Military Stuff Inc. has a $113,000 tax loss for the year.

Ahmed's share of the loss as a 50-percent shareholder would be 50% *

$113,000 = $56,500.

Since C corporations do not pass losses through to shareholders, Ahmed cannot use the loss to offset his other income.

Tax calculation for C corporation scenario :

Ahmed's ordinary income from other sources is $81,500.

Total taxable income = Ordinary income - Loss from C corporation = $81,500 - $0 = $81,500.

Tax on $81,500 at a 24% marginal tax rate = $81,500 * 0.24 = $19,560.

S Corporation :

Assuming Military Stuff Inc. is an S corporation, Ahmed can use his share of the loss to offset his other income.

Ahmed's share of the S corporation's loss is $56,500.
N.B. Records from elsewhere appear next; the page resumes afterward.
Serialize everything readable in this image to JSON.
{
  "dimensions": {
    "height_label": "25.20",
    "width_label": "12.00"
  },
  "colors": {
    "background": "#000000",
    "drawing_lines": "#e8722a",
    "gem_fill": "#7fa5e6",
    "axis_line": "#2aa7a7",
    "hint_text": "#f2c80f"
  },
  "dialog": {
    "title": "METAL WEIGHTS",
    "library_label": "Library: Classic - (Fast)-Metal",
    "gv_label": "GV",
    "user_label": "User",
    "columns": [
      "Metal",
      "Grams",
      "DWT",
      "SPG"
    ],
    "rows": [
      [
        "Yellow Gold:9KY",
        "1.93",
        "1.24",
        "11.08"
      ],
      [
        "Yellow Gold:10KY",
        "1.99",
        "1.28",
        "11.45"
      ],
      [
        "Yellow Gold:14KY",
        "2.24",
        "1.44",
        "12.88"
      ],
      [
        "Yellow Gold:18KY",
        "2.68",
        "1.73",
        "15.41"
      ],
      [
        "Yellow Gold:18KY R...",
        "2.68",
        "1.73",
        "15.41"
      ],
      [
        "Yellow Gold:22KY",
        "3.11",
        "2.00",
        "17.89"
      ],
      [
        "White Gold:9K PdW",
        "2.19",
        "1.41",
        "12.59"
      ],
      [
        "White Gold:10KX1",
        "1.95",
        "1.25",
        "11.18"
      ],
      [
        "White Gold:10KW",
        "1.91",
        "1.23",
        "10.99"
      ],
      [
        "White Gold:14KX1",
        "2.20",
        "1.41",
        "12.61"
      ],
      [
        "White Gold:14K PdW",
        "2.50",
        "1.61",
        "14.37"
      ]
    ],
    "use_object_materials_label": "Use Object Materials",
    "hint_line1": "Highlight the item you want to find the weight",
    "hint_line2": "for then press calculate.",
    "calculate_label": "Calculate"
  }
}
Ahmed's ordinary income from other sources is $81,500.

Total taxable income = Ordinary income - Loss from S corporation = $81,500 - $56,500 = $25,000.

Tax on $25,000 at a 24% marginal tax rate = $25,000 * 0.24 = $6,000.

To calculate the additional tax Ahmed would pay if Military Stuff Inc. is a C corporation compared to an S corporation :

Additional tax = Tax in C corporation scenario - Tax in S corporation scenario

Additional tax = $19,560 - $6,000 = $13,560.

Therefore, Ahmed would pay an additional $13,560 in tax currently if Military Stuff Inc. is a C corporation compared to the tax he would pay if it were an S corporation.